境内に吹く風は穏やかで、少なくとも拒絶のような気配はなく、
ソフィアもほっとしたようだった。
『あっ・・・あれは何でしょう。
あそこだけ、色が違うように思います。』
やがて、全員の参拝が終わり、
お守りをお土産に買ったり、周囲を散策するなどの自由時間となったところで、
ソフィアが声をかけてくる。
「ああ・・・あの部分だけ木の素材が新しいんだね。
補修でもしたのかな。」
「こっちに説明があるわ。去年の強風で被災したんですって。」
『強風で・・・? そこまでの風が、ここには吹くのですか。』
「ここというか・・・季節にもよるけれど、
この国で強い風が吹くことは、時々あるんだよ。
同じような被害も、ニュースで何度か見たことがあるね。」
『そ、そんなことがあるのですか・・・』
「まあ、今の時期では無いから大丈夫だけど・・・
なになに、建物の傷などは修復したけど、古くからの飾り紐がいくつか飛ばされ、
そのまま行方が分からなくなったものもある・・・と。」
「この神社とずっと共にあったものであれば、
なんとか見つかってほしいという気持ちも分かるわね・・・」
『飾り紐・・・あの辺りに提げられているものが、
そうなのでしょうか。

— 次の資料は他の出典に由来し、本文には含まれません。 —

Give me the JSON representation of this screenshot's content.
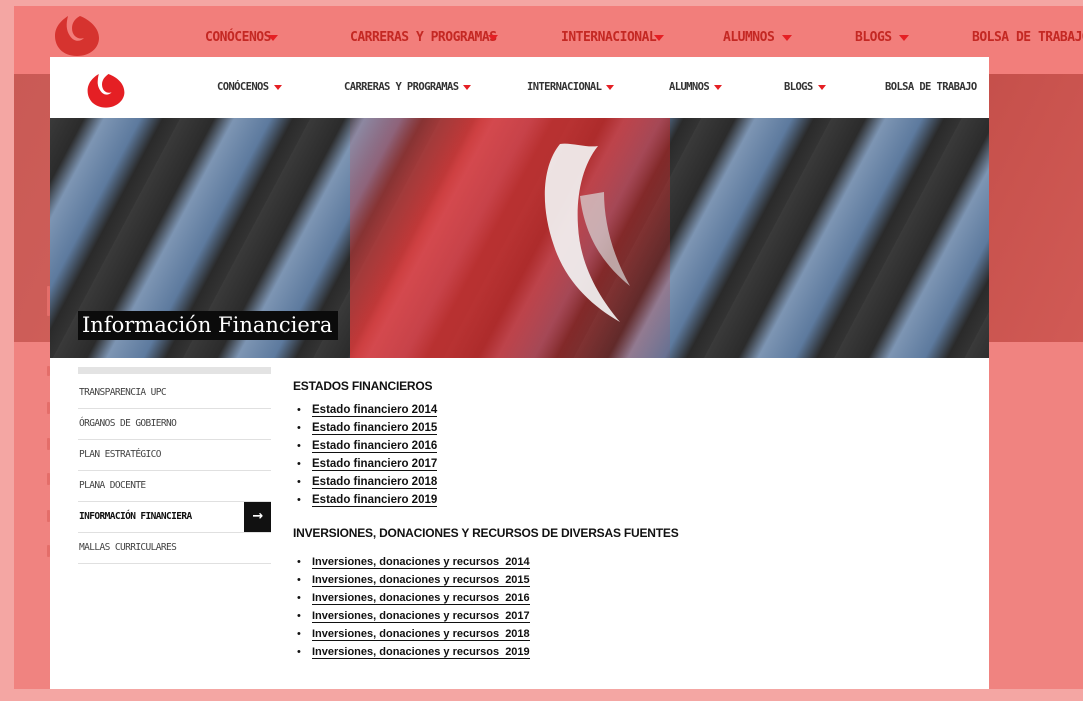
{
  "nav": {
    "items": [
      {
        "label": "CONÓCENOS",
        "has_dropdown": true
      },
      {
        "label": "CARRERAS Y PROGRAMAS",
        "has_dropdown": true
      },
      {
        "label": "INTERNACIONAL",
        "has_dropdown": true
      },
      {
        "label": "ALUMNOS",
        "has_dropdown": true
      },
      {
        "label": "BLOGS",
        "has_dropdown": true
      },
      {
        "label": "BOLSA DE TRABAJO",
        "has_dropdown": false
      }
    ]
  },
  "hero": {
    "title": "Información Financiera"
  },
  "sidebar": {
    "items": [
      {
        "label": "TRANSPARENCIA UPC",
        "active": false
      },
      {
        "label": "ÓRGANOS DE GOBIERNO",
        "active": false
      },
      {
        "label": "PLAN ESTRATÉGICO",
        "active": false
      },
      {
        "label": "PLANA DOCENTE",
        "active": false
      },
      {
        "label": "INFORMACIÓN FINANCIERA",
        "active": true,
        "icon": "arrow-right-icon"
      },
      {
        "label": "MALLAS CURRICULARES",
        "active": false
      }
    ]
  },
  "main": {
    "section1": {
      "title": "ESTADOS FINANCIEROS",
      "links": [
        "Estado financiero 2014",
        "Estado financiero 2015",
        "Estado financiero 2016",
        "Estado financiero 2017",
        "Estado financiero 2018",
        "Estado financiero 2019"
      ]
    },
    "section2": {
      "title": "INVERSIONES, DONACIONES Y RECURSOS DE DIVERSAS FUENTES",
      "links": [
        "Inversiones, donaciones y recursos  2014",
        "Inversiones, donaciones y recursos  2015",
        "Inversiones, donaciones y recursos  2016",
        "Inversiones, donaciones y recursos  2017",
        "Inversiones, donaciones y recursos  2018",
        "Inversiones, donaciones y recursos  2019"
      ]
    }
  },
  "colors": {
    "brand_red": "#e51f24",
    "overlay_pink": "#f27e7b",
    "text_dark": "#111111"
  }
}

』
「うん、あそこにあるのは新しそうだけど・・・
あっ、奥のほうに、それらしきものが見えるかな。」
「・・・ええ、確かにあれには、歴史がありそうね。」
『はい・・・神社そのものだけではなく、
あの飾り紐にも思いが宿っているような気配を感じます。』
「強風で飛ばされたものが見つかるのは、
なかなか難しいと思うけど、出来れば戻ってほしいよね。」
「ええ、本当にそうね。」
『私も同感です・・・!』
少しばかり、しんみりとした気持ちにもなってしまったけれど、
この場所に吹く風はとても穏やかで、
最後にもう一度、神社に一礼をしてから、私達はこの場所を後にした。